Unité 9 : De la fiction à la réalité

Pénitencier ou prison?

Pour mieux comprendre la différence

Alter Justice

Prison et pénitenciers, est-ce la même chose?  Pas tout à fait.  Le type d’établissement correctionnel où la personne vivra son emprisonnement est déterminé principalement par la durée de la peine.  C'est ici que le fameux "moins un jour" que l'on entend souvent prend tout son sens.

Les prisons

La prison désigne un établissement correctionnel regroupant des personnes qui ont à purger une peine d’emprisonnement de deux ans moins un jour et moins.  [D’où l’importance du fameux « moins un jour » dans les sentences de deux ans, puisque c’est cette journée qui trace la ligne entre les deux types d’établissement.]

C’est aussi dans les prisons que sont envoyées toutes les personnes incarcérées durant leur procès.  Il s’agit de la détention préventive et les personnes ainsi incarcérées sont appelées « prévenus ».  Actuellement, environ la moitié des personnes incarcérées dans les prisons au Canada sont des « prévenus », une proportion qui a connu une hausse importante au cours des dernières années.

Les prisons sont sous la juridiction des provinces.  Au Québec, c’est le ministère de la Sécurité publique qui gère les établissements correctionnels.

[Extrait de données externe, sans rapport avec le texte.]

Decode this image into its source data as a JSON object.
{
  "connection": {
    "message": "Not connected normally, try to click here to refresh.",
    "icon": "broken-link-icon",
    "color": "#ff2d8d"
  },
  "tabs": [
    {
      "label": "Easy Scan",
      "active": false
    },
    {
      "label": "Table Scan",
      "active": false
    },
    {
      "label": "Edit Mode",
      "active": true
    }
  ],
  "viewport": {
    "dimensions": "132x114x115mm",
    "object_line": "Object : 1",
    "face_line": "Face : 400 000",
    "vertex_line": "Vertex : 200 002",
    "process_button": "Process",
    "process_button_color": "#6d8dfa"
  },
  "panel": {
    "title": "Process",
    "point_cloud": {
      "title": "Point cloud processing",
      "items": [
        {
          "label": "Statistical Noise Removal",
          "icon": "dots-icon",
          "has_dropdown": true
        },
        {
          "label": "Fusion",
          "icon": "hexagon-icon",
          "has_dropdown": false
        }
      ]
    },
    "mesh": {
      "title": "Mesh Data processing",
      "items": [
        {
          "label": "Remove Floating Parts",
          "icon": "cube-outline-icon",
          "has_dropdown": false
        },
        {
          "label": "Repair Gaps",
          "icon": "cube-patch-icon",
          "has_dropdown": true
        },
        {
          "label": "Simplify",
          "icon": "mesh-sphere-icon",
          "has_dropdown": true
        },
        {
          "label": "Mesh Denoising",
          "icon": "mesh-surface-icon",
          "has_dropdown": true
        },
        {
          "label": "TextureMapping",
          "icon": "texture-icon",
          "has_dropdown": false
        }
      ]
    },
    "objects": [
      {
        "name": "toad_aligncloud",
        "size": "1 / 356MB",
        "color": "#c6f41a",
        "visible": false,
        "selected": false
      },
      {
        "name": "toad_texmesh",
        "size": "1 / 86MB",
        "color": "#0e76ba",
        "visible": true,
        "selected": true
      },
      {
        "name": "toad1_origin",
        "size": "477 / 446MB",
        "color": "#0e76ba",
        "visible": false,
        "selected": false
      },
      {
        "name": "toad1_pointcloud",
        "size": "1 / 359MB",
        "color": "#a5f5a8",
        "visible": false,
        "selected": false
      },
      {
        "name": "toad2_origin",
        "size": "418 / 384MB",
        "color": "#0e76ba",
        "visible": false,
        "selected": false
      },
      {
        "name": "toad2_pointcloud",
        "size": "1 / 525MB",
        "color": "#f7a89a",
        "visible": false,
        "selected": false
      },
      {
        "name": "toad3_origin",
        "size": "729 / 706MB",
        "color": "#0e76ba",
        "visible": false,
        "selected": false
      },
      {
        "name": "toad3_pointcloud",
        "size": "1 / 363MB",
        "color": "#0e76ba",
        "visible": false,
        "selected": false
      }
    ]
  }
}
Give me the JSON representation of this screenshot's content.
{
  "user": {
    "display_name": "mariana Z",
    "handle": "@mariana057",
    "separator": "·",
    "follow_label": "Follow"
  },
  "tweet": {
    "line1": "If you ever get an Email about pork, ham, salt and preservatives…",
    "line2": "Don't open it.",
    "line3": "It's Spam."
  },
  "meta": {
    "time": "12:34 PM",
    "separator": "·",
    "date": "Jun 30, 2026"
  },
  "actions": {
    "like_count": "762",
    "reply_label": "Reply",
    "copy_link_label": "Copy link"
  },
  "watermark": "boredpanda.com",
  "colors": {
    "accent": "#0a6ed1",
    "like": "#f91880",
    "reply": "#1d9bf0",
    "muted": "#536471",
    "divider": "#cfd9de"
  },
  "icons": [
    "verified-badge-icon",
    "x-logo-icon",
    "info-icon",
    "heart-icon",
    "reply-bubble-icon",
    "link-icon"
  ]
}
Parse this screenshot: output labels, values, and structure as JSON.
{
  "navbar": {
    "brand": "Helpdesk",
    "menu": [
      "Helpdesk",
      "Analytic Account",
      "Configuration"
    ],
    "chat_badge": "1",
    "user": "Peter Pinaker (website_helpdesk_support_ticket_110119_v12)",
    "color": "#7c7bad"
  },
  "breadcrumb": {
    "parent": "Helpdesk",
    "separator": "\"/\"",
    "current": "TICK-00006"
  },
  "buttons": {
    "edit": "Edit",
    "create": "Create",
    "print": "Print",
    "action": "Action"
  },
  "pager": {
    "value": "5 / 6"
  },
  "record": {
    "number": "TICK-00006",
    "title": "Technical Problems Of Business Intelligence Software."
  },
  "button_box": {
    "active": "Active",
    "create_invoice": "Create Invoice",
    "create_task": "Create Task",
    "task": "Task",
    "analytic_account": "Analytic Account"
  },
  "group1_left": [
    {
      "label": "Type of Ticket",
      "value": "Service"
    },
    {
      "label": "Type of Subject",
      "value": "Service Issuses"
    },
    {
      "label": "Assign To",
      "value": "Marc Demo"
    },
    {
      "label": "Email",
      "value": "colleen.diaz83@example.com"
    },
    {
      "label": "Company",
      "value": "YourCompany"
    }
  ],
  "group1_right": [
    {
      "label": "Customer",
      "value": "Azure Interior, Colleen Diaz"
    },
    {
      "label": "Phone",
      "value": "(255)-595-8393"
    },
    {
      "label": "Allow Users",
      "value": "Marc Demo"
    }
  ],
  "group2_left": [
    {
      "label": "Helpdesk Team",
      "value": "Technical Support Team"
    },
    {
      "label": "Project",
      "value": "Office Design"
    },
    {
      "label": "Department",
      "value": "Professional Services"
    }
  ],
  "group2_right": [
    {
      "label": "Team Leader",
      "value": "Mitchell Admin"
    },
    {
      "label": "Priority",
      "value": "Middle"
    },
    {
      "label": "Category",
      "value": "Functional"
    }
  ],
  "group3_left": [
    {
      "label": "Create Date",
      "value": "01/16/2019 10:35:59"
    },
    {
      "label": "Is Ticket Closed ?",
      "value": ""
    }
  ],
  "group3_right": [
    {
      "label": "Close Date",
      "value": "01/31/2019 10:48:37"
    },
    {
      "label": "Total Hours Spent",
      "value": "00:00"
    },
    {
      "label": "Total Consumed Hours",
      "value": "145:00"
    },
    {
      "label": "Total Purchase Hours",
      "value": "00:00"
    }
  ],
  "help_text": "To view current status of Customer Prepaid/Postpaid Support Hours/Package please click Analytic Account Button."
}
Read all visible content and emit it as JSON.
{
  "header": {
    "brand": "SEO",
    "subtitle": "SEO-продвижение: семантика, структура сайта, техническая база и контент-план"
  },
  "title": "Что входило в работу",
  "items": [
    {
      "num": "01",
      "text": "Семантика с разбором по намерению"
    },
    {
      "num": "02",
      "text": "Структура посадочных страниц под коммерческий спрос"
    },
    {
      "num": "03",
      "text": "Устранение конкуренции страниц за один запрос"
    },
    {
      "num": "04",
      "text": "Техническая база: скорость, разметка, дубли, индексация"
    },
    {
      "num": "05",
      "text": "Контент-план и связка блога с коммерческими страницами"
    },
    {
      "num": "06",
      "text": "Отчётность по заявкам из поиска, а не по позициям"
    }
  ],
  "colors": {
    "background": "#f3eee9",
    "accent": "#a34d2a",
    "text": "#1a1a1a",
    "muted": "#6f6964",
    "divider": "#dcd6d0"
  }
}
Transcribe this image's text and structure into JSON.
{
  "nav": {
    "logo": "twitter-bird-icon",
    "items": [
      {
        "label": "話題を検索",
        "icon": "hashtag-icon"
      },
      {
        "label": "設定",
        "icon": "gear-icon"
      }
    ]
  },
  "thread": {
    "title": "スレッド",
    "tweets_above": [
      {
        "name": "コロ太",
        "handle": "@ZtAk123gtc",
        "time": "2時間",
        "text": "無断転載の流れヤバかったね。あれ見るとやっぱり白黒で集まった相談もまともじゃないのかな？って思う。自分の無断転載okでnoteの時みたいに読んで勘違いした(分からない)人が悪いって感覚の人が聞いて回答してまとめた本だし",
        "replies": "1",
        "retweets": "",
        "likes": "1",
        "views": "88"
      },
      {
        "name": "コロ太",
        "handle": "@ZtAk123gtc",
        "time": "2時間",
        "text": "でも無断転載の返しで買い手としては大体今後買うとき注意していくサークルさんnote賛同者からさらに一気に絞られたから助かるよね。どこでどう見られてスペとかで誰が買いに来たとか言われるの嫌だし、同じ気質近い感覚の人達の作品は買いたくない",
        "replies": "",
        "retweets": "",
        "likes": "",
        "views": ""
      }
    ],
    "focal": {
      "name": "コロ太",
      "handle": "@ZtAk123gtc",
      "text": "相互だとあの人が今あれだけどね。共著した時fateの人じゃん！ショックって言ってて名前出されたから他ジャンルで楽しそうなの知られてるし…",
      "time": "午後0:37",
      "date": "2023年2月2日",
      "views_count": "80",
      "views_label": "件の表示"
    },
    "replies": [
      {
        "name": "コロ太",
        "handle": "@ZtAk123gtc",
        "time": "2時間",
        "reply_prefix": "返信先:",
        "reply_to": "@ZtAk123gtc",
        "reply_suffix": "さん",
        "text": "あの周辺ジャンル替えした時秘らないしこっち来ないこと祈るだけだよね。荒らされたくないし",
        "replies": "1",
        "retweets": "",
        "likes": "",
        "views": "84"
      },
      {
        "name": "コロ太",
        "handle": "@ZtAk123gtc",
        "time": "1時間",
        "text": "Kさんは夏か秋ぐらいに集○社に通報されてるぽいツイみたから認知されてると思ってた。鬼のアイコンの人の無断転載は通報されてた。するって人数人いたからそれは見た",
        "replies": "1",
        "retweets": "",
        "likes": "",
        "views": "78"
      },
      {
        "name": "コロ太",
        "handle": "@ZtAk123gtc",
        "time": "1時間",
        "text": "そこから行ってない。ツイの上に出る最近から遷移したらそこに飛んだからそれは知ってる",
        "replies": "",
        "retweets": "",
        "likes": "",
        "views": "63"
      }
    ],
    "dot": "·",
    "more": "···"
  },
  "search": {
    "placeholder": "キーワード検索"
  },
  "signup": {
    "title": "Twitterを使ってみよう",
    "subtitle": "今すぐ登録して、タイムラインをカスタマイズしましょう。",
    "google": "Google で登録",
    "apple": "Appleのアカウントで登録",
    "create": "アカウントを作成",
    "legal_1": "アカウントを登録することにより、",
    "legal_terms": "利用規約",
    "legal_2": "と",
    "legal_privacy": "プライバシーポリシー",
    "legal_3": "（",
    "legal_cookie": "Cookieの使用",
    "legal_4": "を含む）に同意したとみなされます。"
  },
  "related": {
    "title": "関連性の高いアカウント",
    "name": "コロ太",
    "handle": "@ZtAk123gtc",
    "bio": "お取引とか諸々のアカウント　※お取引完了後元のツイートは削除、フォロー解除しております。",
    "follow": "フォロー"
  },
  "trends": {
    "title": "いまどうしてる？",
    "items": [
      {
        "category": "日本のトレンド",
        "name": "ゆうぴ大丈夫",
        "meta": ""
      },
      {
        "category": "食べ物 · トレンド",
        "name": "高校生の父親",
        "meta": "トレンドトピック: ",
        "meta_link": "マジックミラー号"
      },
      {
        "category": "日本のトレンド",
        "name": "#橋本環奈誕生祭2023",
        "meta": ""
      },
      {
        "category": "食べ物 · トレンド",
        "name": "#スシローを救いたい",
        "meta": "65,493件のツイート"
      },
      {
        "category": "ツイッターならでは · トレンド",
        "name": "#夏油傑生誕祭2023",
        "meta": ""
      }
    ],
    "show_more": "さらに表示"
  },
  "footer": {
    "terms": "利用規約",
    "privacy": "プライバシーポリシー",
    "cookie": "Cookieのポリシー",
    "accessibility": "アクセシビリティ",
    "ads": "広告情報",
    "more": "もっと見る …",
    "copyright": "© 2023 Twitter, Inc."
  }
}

On compte au Québec 19 prisons.  Parmi ces établissements, un est entièrement destiné à la clientèle féminine (Maison Tanguay, à Montréal).  L’Établissement de détention de Québec (anciennement connu sous le nom d’Orsainville) se divise quant à lui en deux « secteurs » : un masculin  et un féminin.  Ces deux secteurs, bien que dans le même établissement physique, sont considérés comme deux établissements de détentions distincts.

 

Les pénitenciers

Les pénitenciers sont quant à eux des établissements correctionnels qui regroupent les personnes ayant à purger une peine d’emprisonnement d’une durée de deux ans et plus et qui sont sous la responsabilité du gouvernement fédéral.  On dénombre au Canada 53 pénitenciers dont cinq accueillent uniquement  les femmes.  Il existe également une entente de services entre les Services correctionnels canadiens et le gouvernement de la Colombie-Britannique pour l’hébergement de femmes sous responsabilité fédérale dans un centre correctionnel provincial.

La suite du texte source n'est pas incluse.